Liu Hongzhi thought carefully: “I… I guess both.”

“You seem pretty life-weary.” The masked man smiled. “Forget jumping. Since you don’t care about this rotten life of yours—how about I make you an offer? Sell me your life.”

“Huh?” Liu Hongzhi froze. “You… who are you…?”

“Knowing too much isn’t good, brother.” The masked man shook his head. “Just answer: sell or not? Sell me your life, and I’ll wipe out all your gambling debts. Plus, I’ll give you a fortune to spend, live like a rich man. How’s that?”

“Decide quickly—or I’ll find someone else…”

The rain that day was light. Liu Hongzhi hadn’t drunk much. Yet the masked man’s outline remained blurred, hazy, like drifting smoke.

Against all reason, Liu Hongzhi nodded.

=9+book_bar

When he came to, he was lying cold and stiff in the bridge arch. There was no trench-coated masked man. No deal had been made. The whole thing felt like a dream. Tomorrow awaited him, as dull and empty as ever.

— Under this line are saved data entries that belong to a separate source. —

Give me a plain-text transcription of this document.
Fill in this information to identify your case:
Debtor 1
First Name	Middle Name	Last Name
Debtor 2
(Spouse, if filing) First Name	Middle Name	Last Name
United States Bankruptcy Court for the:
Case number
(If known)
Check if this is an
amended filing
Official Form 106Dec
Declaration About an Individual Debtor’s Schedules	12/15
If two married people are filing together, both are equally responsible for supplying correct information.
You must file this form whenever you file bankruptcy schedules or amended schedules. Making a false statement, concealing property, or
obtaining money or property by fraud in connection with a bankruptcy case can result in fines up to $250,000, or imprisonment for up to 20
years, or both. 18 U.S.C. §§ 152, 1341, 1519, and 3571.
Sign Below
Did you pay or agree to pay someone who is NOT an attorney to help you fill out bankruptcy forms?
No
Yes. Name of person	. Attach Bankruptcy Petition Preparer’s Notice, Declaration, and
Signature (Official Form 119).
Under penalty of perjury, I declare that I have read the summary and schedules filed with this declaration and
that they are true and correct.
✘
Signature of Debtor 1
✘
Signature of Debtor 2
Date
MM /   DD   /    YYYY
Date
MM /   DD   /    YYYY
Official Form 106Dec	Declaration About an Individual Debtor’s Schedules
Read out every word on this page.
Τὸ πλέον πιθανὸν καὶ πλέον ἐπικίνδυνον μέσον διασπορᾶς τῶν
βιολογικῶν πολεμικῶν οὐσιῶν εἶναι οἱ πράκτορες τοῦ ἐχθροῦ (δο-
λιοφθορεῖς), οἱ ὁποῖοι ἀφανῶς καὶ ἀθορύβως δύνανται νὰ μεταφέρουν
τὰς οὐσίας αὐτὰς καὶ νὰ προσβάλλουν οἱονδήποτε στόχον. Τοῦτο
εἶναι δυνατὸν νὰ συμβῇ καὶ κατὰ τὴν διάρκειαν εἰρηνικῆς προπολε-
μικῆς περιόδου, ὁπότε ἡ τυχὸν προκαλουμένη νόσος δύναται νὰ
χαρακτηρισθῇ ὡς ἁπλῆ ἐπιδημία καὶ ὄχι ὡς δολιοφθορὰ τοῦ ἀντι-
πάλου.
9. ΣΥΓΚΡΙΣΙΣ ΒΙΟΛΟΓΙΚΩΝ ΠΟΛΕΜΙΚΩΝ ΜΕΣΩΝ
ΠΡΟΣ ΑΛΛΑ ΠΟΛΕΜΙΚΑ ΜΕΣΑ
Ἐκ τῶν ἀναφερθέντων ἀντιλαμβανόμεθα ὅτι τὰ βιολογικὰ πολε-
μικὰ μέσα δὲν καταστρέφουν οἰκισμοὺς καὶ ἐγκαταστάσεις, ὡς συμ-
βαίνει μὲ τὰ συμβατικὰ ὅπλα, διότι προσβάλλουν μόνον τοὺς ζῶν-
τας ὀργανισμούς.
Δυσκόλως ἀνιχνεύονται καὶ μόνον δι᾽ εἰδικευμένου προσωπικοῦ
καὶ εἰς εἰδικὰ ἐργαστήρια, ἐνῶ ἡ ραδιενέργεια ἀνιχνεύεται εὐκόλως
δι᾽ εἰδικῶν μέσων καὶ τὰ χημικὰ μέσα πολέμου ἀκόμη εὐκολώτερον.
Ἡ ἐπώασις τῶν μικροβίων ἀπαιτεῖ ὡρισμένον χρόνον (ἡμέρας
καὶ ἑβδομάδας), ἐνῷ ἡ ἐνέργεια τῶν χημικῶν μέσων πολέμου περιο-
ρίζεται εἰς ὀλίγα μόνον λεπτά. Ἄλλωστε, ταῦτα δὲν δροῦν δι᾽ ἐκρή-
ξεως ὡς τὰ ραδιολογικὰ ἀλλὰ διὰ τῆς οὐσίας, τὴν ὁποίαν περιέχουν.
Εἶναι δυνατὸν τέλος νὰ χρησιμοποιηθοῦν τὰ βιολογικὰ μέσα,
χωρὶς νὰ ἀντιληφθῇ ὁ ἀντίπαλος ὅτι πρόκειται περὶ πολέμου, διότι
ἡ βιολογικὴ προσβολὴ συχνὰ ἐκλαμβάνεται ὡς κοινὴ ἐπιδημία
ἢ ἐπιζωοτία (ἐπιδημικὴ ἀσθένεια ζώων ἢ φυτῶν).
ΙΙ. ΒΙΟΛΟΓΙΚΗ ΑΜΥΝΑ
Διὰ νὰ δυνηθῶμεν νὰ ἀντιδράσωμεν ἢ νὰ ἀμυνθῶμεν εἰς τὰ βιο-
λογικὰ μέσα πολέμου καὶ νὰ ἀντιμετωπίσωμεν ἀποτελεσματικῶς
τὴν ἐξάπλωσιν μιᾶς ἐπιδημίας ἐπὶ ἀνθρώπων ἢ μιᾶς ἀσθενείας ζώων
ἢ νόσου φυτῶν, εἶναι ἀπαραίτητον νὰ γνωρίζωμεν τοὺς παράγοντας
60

Until this afternoon, at the Sha County Snacks shop, when his WeChat payment again showed insufficient balance. With a half-joking thought, he tried his bank card.

He knew his bank account had zero yuan left.

But the payment succeeded.

Frantic, Liu Hongzhi used the shop’s Wi-Fi to redownload the bank app. He failed facial recognition several times because of his scruffy beard—until the impossible balance appeared on screen. A thunderclap ripped through his mind.

He really had sold his life.

“Will I die…?” His thoughts snapped back to now. Trembling hands wiped the water from his face. He stared at his wild-eyed reflection in the mirror, his lips twitching in a sick, unnatural grin.

He left the restroom and returned to his private room, devouring the lavish feast like a starving man.

Minutes after Liu Hongzhi left the restroom, a beautiful butterfly landed quietly on the sink.

“Good. Another life secured.” Ning Zhe stood where Liu Hongzhi had been. In the mirror, his own face was beginning to twist—distorted organ outlines emerging, a sign of unstable self-identity from absorbing too many memories too quickly.

“I am Ning Zhe.”

“I am also Ning Zhe.”

“We are all Ning Zhe…”

After reinforcing his mind with another mental imprint, Ning Zhe transformed into a butterfly and left the hotel.

He was about to do something dangerous. He needed to prepare to die there.

He chose Liu Hongzhi to buy his life for no noble reason—only because this worthless gambler had spent years rotting in society’s stinking gutter. No one would care if he vanished.

Maybe his old mother would care? Who knows.